I just wanted to play a bit of a game before bed, it started updating when I turned the machine on. It's at about 35% after an hour. What's going on?
 

Ketchup

Elite Member
Sep 1, 2002
14,545
236
106
Probably the anniversary update. Takes a little while. Windows 10 will automatically update past a certain point. It doesn't just ask like previous versions did. The best thing you can do is select times of day you won't allow this to happen.
 

BonzaiDuck

Lifer
Jun 30, 2004
15,709
1,450
126
Probably the anniversary update. Takes a little while. Windows 10 will automatically update past a certain point. It doesn't just ask like previous versions did. The best thing you can do is select times of day you won't allow this to happen.

there's that. A new Build version was released around July. Then a new "Windows Updates" paradigm was announced for Win 7, and it seems to be effective for the October updates.
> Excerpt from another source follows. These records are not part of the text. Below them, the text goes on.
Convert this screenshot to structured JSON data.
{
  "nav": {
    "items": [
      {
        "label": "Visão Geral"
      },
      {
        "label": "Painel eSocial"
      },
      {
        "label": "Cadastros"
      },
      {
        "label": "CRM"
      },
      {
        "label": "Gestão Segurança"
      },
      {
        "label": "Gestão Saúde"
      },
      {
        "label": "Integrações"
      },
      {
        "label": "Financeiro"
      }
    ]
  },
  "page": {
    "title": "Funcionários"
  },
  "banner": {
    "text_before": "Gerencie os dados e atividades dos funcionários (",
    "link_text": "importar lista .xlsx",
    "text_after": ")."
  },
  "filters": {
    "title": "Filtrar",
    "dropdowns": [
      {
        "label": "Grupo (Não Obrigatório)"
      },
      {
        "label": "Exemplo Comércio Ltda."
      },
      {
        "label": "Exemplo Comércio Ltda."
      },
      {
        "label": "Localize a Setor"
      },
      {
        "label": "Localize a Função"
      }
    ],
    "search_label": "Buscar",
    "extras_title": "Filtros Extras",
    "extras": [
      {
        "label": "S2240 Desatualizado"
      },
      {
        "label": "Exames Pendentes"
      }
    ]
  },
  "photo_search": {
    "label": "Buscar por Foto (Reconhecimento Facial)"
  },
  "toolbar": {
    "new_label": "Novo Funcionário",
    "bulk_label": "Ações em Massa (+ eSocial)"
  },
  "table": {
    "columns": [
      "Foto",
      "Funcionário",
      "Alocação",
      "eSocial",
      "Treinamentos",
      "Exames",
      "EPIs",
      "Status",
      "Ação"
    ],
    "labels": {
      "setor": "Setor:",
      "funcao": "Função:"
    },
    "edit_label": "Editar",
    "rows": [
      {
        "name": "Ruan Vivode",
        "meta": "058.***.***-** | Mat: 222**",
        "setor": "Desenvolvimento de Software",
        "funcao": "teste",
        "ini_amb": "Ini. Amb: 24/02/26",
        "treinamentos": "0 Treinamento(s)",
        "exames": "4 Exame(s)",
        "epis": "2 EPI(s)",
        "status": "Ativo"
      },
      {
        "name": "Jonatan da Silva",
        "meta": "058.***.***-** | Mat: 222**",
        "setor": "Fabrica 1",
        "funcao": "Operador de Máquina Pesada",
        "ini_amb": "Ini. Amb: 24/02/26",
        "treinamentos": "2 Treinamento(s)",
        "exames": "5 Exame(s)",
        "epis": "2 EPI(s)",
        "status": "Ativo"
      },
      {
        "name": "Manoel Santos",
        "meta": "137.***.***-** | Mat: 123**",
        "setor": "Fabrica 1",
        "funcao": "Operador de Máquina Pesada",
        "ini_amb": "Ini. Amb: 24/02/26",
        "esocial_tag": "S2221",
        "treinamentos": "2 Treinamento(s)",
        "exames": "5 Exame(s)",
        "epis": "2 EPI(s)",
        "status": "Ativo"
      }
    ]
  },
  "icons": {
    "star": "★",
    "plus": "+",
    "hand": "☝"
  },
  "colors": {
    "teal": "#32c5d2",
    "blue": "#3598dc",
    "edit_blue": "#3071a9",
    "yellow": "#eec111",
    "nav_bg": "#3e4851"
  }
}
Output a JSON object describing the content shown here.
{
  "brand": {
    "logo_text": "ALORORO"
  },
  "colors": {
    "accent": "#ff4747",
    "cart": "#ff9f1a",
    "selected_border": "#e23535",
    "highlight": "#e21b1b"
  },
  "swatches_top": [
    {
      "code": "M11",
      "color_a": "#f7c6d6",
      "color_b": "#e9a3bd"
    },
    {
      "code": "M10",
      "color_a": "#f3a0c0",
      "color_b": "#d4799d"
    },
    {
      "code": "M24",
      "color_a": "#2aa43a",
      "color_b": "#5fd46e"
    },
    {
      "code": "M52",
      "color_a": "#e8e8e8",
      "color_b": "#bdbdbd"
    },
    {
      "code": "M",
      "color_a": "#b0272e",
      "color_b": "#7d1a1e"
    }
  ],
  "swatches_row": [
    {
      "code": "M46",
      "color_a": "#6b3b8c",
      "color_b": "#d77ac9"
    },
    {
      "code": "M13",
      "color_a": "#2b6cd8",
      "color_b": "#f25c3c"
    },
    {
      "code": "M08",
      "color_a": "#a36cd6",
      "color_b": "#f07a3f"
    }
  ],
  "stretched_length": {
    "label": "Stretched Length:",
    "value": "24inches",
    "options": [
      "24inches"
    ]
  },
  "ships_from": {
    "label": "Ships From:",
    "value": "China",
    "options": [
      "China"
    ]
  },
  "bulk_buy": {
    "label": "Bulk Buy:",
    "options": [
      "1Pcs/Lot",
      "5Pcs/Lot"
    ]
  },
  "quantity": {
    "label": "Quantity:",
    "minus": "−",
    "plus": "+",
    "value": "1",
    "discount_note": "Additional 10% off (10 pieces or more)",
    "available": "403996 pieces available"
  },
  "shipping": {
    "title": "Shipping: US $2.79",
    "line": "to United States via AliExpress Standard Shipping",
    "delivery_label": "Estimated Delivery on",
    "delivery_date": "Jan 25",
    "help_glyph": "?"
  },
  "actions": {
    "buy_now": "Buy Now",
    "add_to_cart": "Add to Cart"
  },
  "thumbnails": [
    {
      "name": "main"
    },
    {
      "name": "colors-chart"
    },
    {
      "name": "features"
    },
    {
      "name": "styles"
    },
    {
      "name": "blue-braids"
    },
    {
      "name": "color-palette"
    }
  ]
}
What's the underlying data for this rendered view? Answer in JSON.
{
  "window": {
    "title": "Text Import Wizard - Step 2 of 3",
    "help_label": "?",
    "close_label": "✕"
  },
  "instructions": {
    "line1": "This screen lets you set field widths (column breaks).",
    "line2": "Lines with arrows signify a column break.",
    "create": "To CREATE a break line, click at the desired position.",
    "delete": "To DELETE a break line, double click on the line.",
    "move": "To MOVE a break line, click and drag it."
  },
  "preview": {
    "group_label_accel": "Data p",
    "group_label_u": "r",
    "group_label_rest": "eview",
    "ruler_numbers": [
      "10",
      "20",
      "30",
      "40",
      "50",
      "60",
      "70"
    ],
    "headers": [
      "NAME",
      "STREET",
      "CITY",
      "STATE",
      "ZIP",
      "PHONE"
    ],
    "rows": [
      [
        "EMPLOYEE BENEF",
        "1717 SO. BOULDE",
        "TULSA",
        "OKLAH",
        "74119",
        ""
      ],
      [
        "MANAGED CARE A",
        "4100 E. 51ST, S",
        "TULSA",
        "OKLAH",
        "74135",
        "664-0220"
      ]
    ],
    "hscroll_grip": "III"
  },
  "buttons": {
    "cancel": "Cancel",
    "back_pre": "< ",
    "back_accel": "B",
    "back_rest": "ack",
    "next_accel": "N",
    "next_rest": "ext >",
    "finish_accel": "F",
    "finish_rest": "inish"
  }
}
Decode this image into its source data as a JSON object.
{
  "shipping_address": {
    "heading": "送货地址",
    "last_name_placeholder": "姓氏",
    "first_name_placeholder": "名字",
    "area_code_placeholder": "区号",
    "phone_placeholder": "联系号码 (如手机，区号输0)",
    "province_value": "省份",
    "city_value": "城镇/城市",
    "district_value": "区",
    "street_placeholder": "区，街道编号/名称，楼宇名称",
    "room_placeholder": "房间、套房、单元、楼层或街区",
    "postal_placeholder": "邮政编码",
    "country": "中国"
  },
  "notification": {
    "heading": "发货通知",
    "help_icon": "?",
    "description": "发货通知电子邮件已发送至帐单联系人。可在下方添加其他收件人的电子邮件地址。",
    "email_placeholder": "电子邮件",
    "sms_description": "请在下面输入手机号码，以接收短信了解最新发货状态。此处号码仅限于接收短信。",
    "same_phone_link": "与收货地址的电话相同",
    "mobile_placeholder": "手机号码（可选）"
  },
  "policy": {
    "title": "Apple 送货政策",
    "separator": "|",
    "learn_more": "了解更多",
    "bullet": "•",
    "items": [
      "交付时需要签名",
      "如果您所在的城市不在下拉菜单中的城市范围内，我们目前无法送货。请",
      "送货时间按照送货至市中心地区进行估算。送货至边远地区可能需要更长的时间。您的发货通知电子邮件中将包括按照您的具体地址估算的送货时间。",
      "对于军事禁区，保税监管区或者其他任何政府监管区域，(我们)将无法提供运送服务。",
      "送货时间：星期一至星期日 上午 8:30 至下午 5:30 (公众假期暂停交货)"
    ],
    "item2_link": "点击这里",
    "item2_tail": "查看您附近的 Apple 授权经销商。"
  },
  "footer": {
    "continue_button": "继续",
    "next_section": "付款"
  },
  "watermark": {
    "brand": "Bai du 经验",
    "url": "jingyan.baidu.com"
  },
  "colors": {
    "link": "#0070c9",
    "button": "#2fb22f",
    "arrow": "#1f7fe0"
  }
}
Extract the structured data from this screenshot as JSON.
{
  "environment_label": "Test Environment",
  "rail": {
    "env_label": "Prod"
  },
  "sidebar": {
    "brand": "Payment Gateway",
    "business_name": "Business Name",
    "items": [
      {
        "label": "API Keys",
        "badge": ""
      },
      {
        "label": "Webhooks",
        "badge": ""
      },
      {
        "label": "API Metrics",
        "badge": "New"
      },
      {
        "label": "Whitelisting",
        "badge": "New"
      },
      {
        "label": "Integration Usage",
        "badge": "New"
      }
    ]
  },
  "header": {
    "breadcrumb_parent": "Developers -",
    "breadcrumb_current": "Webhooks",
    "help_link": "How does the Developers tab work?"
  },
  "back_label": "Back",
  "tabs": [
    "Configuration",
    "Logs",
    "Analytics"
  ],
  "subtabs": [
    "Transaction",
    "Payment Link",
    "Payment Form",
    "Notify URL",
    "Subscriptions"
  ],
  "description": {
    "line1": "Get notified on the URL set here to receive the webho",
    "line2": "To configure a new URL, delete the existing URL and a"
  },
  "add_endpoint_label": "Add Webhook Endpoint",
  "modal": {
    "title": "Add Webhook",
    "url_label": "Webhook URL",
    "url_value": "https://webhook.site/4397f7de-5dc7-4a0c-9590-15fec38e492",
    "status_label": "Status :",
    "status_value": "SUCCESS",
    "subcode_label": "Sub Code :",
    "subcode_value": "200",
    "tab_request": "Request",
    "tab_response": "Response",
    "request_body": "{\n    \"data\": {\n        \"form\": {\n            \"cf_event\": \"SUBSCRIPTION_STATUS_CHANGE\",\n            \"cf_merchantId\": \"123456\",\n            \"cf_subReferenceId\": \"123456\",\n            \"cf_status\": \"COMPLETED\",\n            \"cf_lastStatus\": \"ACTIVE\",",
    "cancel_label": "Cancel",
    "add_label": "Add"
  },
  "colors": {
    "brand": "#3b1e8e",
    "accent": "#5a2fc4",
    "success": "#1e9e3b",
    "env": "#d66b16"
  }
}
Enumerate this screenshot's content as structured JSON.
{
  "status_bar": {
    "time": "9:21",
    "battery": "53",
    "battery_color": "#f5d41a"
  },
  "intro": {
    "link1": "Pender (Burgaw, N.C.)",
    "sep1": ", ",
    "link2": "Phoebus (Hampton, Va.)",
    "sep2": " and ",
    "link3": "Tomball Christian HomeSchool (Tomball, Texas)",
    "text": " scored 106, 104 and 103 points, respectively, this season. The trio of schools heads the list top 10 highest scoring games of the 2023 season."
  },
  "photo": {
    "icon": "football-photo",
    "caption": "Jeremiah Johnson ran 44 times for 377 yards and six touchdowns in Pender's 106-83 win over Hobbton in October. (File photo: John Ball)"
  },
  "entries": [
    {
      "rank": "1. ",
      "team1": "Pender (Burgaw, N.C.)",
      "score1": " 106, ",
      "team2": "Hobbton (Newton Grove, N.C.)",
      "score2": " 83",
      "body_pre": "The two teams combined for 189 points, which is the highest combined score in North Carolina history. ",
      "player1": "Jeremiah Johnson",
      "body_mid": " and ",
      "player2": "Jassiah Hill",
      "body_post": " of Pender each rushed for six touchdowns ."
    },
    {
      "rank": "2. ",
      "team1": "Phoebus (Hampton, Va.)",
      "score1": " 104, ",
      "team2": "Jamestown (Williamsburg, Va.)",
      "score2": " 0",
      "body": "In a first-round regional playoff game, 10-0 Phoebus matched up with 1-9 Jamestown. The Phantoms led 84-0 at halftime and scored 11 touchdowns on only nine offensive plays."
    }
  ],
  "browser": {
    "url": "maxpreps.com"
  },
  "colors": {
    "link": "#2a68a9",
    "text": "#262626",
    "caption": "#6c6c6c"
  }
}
Both OS's had massive updates through a couple roll-ups this month.

I had two overclocked systems get borked this month after the updates, but nightly backups on a WHS server saved my ass for about the fourth time in a few years from human error and drive failure, and a fifth time it made transferring to a new hard disk equally easy for a machine that just needed more capacity. Both Sandy Bridge K; both with the same motherboard and PSU; different but all-NVidia graphics setup; same RAM, slightly different capacity.

Some folks in the OS forum were telling me that "no OC'd system is stable," but one of these had been running for 5 years 24/7/365, and the other for 2 years waking, sleeping, hibernating daily. It wasn't the clock settings, nor was it the hardware.

I tracked the problem sources to the latest Silverlight Update download, and a problem with Kasperky IS 2016 that caused delays and possibly borked Win Update installs from user impatience, even with a veteran like me. The solution for people who had been complaining since July (the anniversary update) was to simply uninstall and then reinstall KIS.

Of course, this was primarily a problem that surfaced in Win 7, but the same symptoms were observed with Win 10.

There may be other reasons, because hardware, software, drivers, graphics -- everyone has a different situation.

I just got all this ironed out now. I could reinstall KIS, but figure to be prisoner of the company town and company store: I'm going to try Microsoft Security Essentials for a while. Maybe that's what Microsoft wants. Who knows?